Most recently, in 2019, Libbrecht developed what he termed a “semi-empirical” model of the atomic processes at work to explain why there are two primary types of snowflakes: the iconic flat star, with either six or 12 points, and a column, sometimes sandwiched by flat caps and sometimes resembling a bolt from a hardware store. Libbrecht wanted to explore precisely what changes with the shifts in temperature. His model incorporates a phenomenon called surface-energy-driven molecular diffusion. Per Quanta:
A thin, flat crystal (either plate-like or starlike) forms when the edges rope in material more quickly than the crystal’s two faces. The burgeoning crystal will spread outward. However, when its faces grow faster than its edges, the crystal grows taller, forming a needle, hollow column or rod. According to Libbrecht’s model, water vapor first settles on the corners of the crystal, then diffuses over the surface either to the crystal’s edge or to its faces, causing the crystal to grow outward or upward, respectively. Which of these processes wins as various surface effects and instabilities interact depends mostly on temperature.

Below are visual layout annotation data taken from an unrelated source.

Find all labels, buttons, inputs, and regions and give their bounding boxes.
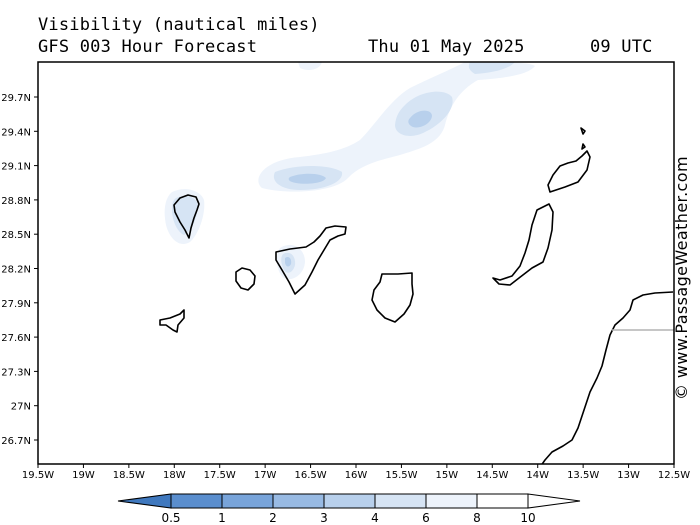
tenerife-island <box>275 225 347 295</box>
map-frame <box>37 61 675 465</box>
visibility-colorbar: 0.5 1 2 3 4 6 8 10 <box>117 493 581 525</box>
colorbar-swatch <box>476 493 529 509</box>
lon-label: 15W <box>436 470 459 481</box>
lat-label: 29.7N <box>1 93 31 104</box>
colorbar-label: 0.5 <box>161 511 180 525</box>
forecast-date: Thu 01 May 2025 <box>368 37 525 57</box>
lon-label: 19.5W <box>22 470 54 481</box>
map-title: Visibility (nautical miles) <box>38 15 320 35</box>
lon-label: 16W <box>345 470 368 481</box>
lat-label: 28.2N <box>1 265 31 276</box>
forecast-label: GFS 003 Hour Forecast <box>38 37 258 57</box>
forecast-time: 09 UTC <box>590 37 653 57</box>
lat-label: 28.8N <box>1 196 31 207</box>
lat-label: 29.4N <box>1 127 31 138</box>
haze-core-upper <box>408 110 432 128</box>
colorbar-label: 4 <box>371 511 379 525</box>
lon-label: 13W <box>617 470 640 481</box>
haze-band-inner <box>468 62 515 74</box>
lat-label: 26.7N <box>1 436 31 447</box>
lon-label: 14W <box>526 470 549 481</box>
colorbar-swatch <box>323 493 376 509</box>
lat-label: 29.1N <box>1 162 31 173</box>
lat-label: 27.9N <box>1 299 31 310</box>
passageweather-credit: © www.PassageWeather.com <box>672 156 691 400</box>
colorbar-label: 10 <box>520 511 535 525</box>
latitude-axis: 29.7N 29.4N 29.1N 28.8N 28.5N 28.2N 27.9N 27.6N… <box>1 93 38 447</box>
lon-label: 17.5W <box>204 470 236 481</box>
lat-label: 27.6N <box>1 333 31 344</box>
colorbar-swatch-max <box>527 493 581 509</box>
coastlines <box>159 127 674 464</box>
colorbar-label: 3 <box>320 511 328 525</box>
lon-label: 13.5W <box>567 470 599 481</box>
colorbar-swatch <box>374 493 427 509</box>
lon-label: 19W <box>72 470 95 481</box>
longitude-axis: 19.5W 19W 18.5W 18W 17.5W 17W 16.5W 16W 15.5W 15W… <box>22 464 690 481</box>
african-coastline <box>541 291 674 464</box>
colorbar-label: 6 <box>422 511 430 525</box>
haze-core-tenerife-inner <box>285 256 292 267</box>
lon-label: 15.5W <box>385 470 417 481</box>
colorbar-swatch <box>170 493 223 509</box>
la-palma-island <box>173 194 200 239</box>
visibility-contours <box>164 62 535 280</box>
lat-label: 28.5N <box>1 230 31 241</box>
haze-patch-top <box>298 62 322 70</box>
fuerteventura-island <box>492 203 554 286</box>
colorbar-label: 8 <box>473 511 481 525</box>
haze-core-mid <box>288 173 326 184</box>
graciosa-islet-2 <box>581 143 586 150</box>
la-gomera-island <box>235 267 256 291</box>
lon-label: 17W <box>254 470 277 481</box>
lon-label: 14.5W <box>476 470 508 481</box>
graciosa-islet <box>580 127 586 135</box>
lon-label: 18.5W <box>113 470 145 481</box>
lon-label: 12.5W <box>658 470 690 481</box>
gran-canaria-island <box>371 272 414 323</box>
lanzarote-island <box>547 150 591 193</box>
lat-label: 27N <box>11 402 31 413</box>
colorbar-swatch <box>425 493 478 509</box>
lat-label: 27.3N <box>1 367 31 378</box>
colorbar-label: 2 <box>269 511 277 525</box>
colorbar-swatch <box>221 493 274 509</box>
colorbar-label: 1 <box>218 511 226 525</box>
colorbar-swatch <box>272 493 325 509</box>
lon-label: 16.5W <box>294 470 326 481</box>
el-hierro-island <box>159 309 185 333</box>
colorbar-swatch-min <box>117 493 172 509</box>
lon-label: 18W <box>163 470 186 481</box>
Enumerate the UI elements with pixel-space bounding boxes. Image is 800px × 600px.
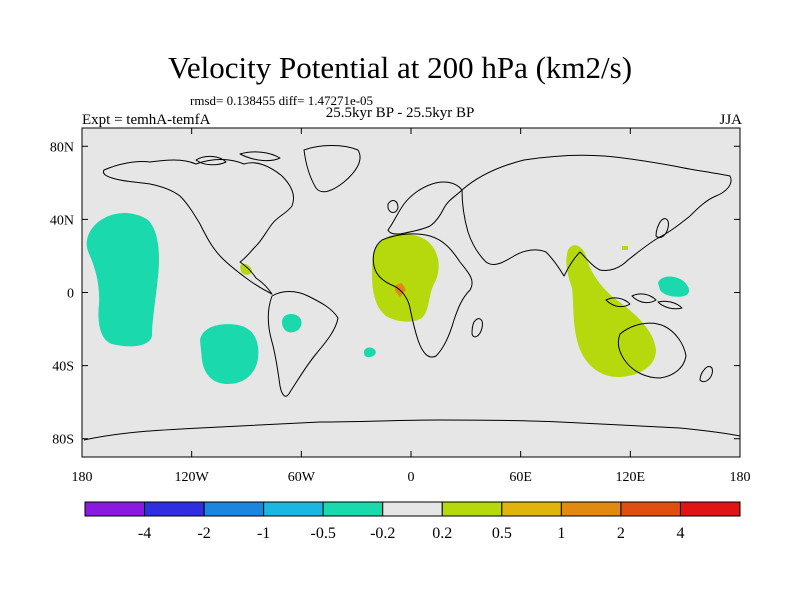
y-tick-label: 40N [50, 213, 74, 228]
colorbar-label: -4 [138, 525, 151, 542]
colorbar-label: 1 [557, 525, 565, 542]
x-tick-label: 120E [616, 470, 646, 485]
period-label: 25.5kyr BP - 25.5kyr BP [325, 105, 475, 121]
y-tick-label: 80N [50, 140, 74, 155]
colorbar-label: -2 [197, 525, 210, 542]
africa-positive [372, 233, 439, 322]
y-tick-label: 80S [52, 433, 74, 448]
season-label: JJA [719, 112, 742, 128]
y-tick-label: 40S [52, 360, 74, 375]
south-america-negative [282, 314, 302, 333]
indian-ocean-positive [566, 245, 656, 378]
colorbar: -4 -2 -1 -0.5 -0.2 0.2 0.5 1 2 4 [84, 501, 741, 542]
experiment-label: Expt = temhA-temfA [82, 112, 211, 128]
plot-title: Velocity Potential at 200 hPa (km2/s) [167, 50, 633, 85]
x-tick-label: 60W [288, 470, 316, 485]
coastlines [83, 145, 741, 441]
x-axis: 180 120W 60W 0 60E 120E 180 [72, 128, 751, 485]
southeast-pacific-negative [200, 324, 259, 384]
colorbar-swatch [263, 501, 324, 517]
stats-label: rmsd= 0.138455 diff= 1.47271e-05 [190, 93, 374, 108]
x-tick-label: 60E [509, 470, 532, 485]
colorbar-swatch [84, 501, 146, 517]
y-tick-label: 0 [67, 287, 74, 302]
colorbar-swatch [203, 501, 265, 517]
colorbar-swatch [441, 501, 503, 517]
south-atlantic-negative [364, 347, 376, 358]
colorbar-label: -1 [257, 525, 270, 542]
colorbar-label: 2 [617, 525, 625, 542]
colorbar-swatch [620, 501, 681, 517]
colorbar-label: 4 [676, 525, 684, 542]
colorbar-swatch [322, 501, 384, 517]
west-pacific-negative [658, 276, 690, 297]
colorbar-label: -0.2 [370, 525, 395, 542]
colorbar-label: 0.2 [432, 525, 452, 542]
x-tick-label: 120W [175, 470, 210, 485]
x-tick-label: 0 [408, 470, 415, 485]
colorbar-swatch [382, 501, 443, 517]
central-pacific-negative [86, 213, 159, 347]
colorbar-label: -0.5 [311, 525, 336, 542]
central-america-positive [240, 263, 252, 275]
colorbar-swatch [501, 501, 562, 517]
colorbar-label: 0.5 [492, 525, 512, 542]
colorbar-swatch [679, 501, 741, 517]
colorbar-swatch [144, 501, 205, 517]
y-axis: 80N 40N 0 40S 80S [50, 140, 740, 448]
small-positive-asia [622, 246, 628, 250]
x-tick-label: 180 [72, 470, 93, 485]
colorbar-swatch [560, 501, 622, 517]
x-tick-label: 180 [730, 470, 751, 485]
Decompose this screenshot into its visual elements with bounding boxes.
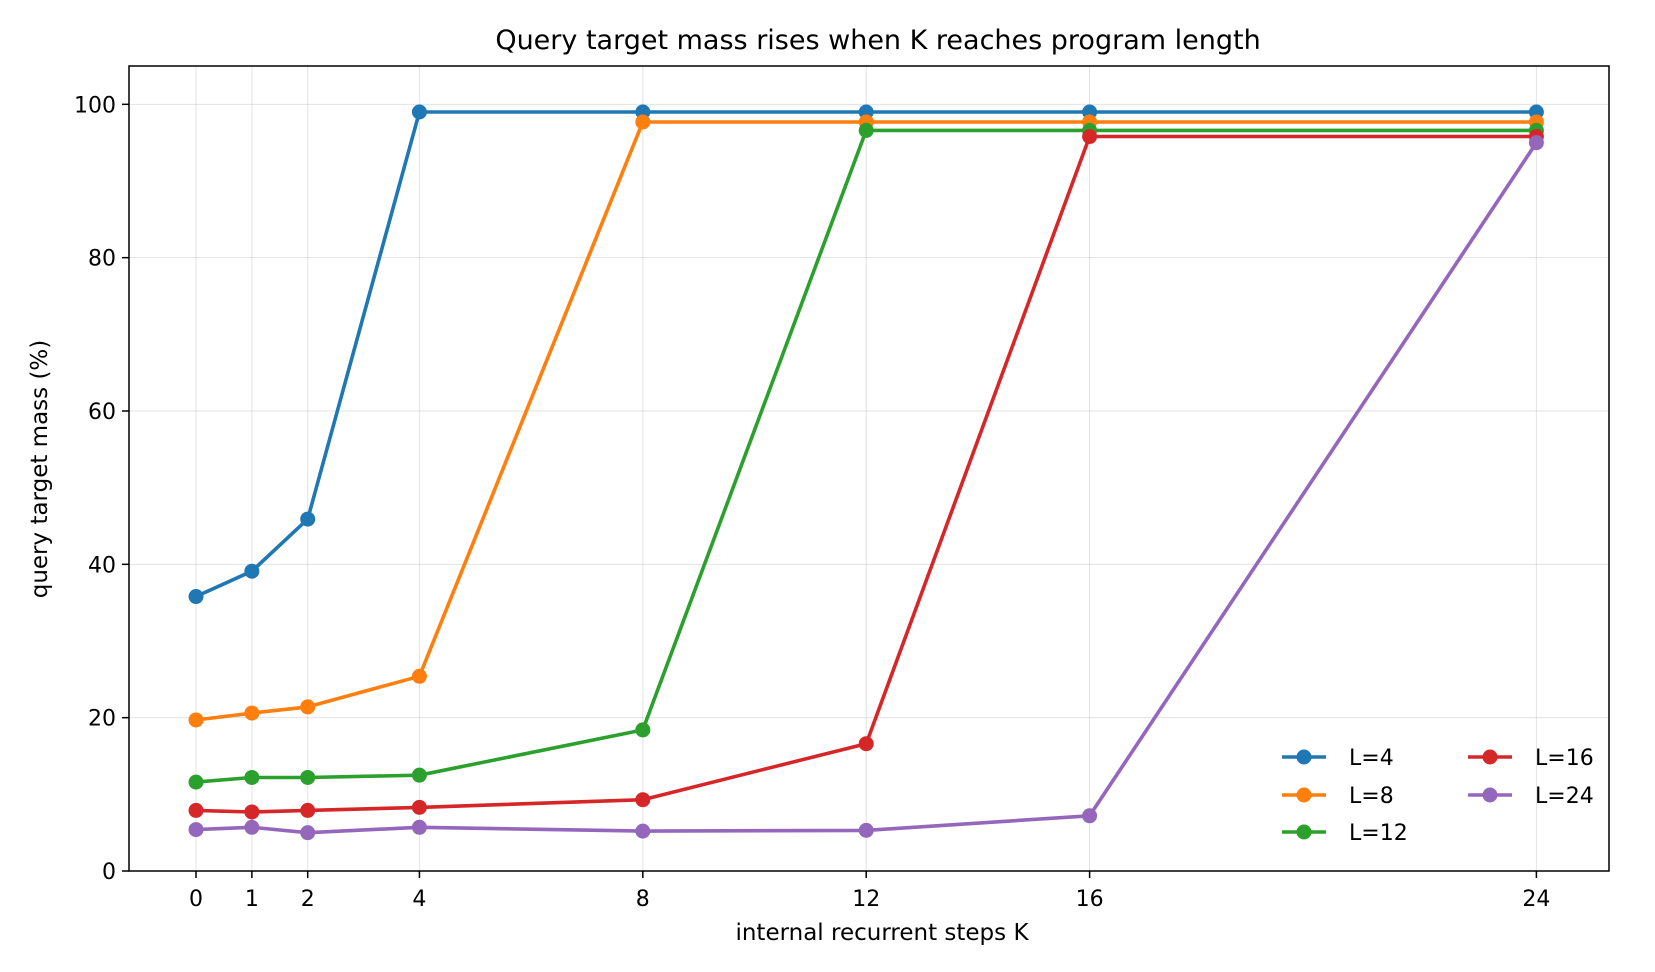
x-tick-label: 0 (189, 887, 203, 912)
data-point (858, 822, 874, 838)
grid-lines (129, 66, 1609, 872)
y-axis-label: query target mass (%) (27, 340, 53, 599)
data-point (300, 802, 316, 818)
data-point (300, 769, 316, 785)
x-tick-label: 8 (636, 887, 650, 912)
data-point (244, 819, 260, 835)
data-point (244, 705, 260, 721)
x-tick-label: 24 (1522, 887, 1550, 912)
data-point (188, 774, 204, 790)
data-series (188, 104, 1544, 841)
legend: L=4 L=8 L=12 L=16 L=24 (1282, 746, 1594, 846)
legend-item: L=8 (1282, 784, 1394, 809)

With this latest work, Gaston and her colleagues extended the analogy of ice snowflakes to metals. They dissolved samples of nickel, copper, zinc, tin, platinum, bismuth, silver, and aluminum in gallium, which turns liquid at just above room temperature, making it an excellent liquid solvent for the experiments. Once everything cooled, the metallic crystals formed but the gallium remained liquid. They were able to extract the metallic crystals by reducing the surface tension of the gallium solvent—achieved via a combination of electrocapillary modulation and vacuum filtration—and carefully documented the different morphologies of each.
Next they conducted simulations of the molecular dynamics to determine why different metals produced differently shaped crystals: cubes, rods, hexagonal plates, and in the case of zinc, a snowflake structure. They found that it all comes down to the interactions between the atomic structure of the metals and the liquid gallium. “What we are learning is that the structure of the liquid gallium is very important,” said Gaston. “That’s novel because we usually think of liquids as lacking structure or being only randomly structured.”
DOI: Science, 2022. 10.1126/science.abm2731 (About DOIs).